In the light of tariffs and fears due to potential price increases, the demand for vehicles has been high. Consumers went mass to the display rooms of dealers at the end of last month, since Trump confirmed that tariffs would arrive, which will lead to important sales gains for many car manufacturers.

A Ford Raptor truck is shown on sale at a Ford dealer on August 21, 2024 in Glendale, California.

Mario Tama | Getty images

Sales of new estimated vehicles from Cox Automotive in March reached 1.59 million units sold, significantly exceeding their prognosis and marking the best month for the volume of sales in four years.

“The last week, and including last weekend, was, with much, the best weekend I've seen in a long time,” said Hyundai Motor North America, Randy Parker's CEO, during a media call. “I have been doing this for a long time, a long time.
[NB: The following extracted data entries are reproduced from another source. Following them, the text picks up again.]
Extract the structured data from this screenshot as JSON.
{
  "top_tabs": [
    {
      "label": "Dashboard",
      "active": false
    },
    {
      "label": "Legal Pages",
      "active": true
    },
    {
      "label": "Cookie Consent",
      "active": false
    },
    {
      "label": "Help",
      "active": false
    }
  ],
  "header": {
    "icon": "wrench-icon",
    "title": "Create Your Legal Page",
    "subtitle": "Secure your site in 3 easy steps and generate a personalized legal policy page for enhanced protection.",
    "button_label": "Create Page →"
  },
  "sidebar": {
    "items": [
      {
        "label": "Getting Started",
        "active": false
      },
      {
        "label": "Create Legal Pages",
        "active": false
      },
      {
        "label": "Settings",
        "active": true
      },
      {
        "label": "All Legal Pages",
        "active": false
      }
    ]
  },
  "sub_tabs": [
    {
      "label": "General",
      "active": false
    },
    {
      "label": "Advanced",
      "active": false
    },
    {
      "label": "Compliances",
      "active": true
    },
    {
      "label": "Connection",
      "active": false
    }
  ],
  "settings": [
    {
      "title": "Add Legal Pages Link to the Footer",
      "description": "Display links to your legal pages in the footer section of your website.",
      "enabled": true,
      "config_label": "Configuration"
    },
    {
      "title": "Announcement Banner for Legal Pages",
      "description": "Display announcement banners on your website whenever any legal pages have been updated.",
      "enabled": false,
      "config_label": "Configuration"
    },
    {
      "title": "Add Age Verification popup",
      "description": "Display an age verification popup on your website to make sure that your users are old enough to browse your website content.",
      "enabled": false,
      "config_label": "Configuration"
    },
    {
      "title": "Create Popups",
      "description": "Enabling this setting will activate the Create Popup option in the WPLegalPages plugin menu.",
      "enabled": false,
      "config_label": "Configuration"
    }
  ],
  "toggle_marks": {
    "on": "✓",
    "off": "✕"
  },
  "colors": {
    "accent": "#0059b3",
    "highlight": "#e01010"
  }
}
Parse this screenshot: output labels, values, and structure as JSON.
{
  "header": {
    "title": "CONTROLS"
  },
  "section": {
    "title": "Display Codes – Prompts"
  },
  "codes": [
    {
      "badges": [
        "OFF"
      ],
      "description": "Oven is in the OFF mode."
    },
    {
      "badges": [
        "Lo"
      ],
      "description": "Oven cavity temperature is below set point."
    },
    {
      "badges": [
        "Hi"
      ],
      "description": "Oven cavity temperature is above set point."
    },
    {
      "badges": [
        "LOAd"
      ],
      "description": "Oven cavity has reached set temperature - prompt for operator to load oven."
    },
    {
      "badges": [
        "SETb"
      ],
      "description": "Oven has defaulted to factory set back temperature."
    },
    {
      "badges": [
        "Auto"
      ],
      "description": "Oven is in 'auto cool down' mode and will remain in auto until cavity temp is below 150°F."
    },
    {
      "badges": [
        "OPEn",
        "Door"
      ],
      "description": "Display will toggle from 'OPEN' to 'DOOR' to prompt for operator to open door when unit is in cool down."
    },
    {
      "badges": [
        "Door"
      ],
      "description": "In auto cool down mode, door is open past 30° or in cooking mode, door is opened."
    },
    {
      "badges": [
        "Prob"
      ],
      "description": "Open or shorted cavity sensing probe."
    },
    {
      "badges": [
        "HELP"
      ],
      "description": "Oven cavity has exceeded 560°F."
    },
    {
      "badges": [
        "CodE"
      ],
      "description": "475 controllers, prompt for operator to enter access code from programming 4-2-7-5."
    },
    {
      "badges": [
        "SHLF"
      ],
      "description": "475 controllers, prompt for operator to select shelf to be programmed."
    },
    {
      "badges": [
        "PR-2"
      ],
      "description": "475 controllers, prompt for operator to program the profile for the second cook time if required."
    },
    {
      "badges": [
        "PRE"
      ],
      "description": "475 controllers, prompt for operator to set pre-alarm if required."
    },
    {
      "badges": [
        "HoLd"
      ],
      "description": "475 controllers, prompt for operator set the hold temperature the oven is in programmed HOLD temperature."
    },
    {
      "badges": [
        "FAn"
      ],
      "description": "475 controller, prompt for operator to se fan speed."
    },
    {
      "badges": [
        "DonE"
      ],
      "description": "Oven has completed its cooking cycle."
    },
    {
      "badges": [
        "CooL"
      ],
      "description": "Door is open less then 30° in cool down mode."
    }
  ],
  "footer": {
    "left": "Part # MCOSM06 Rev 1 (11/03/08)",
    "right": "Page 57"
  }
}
So, I think many people hastened this weekend, especially to try to overcome rates.”

Selling now because future sales are not guaranteed could also help if there is a recession of the United States. JP Morgan increased Friday on Friday for a global and United States recession of 40% of 60% probability possibilities for the end of the year.

“Because the demand is there now, it makes sense [to offer consumer incentives] Because everyone says: 'I have to go looking for him now,' he could move on and reap the benefits now in case we enter a recession, “Keating said.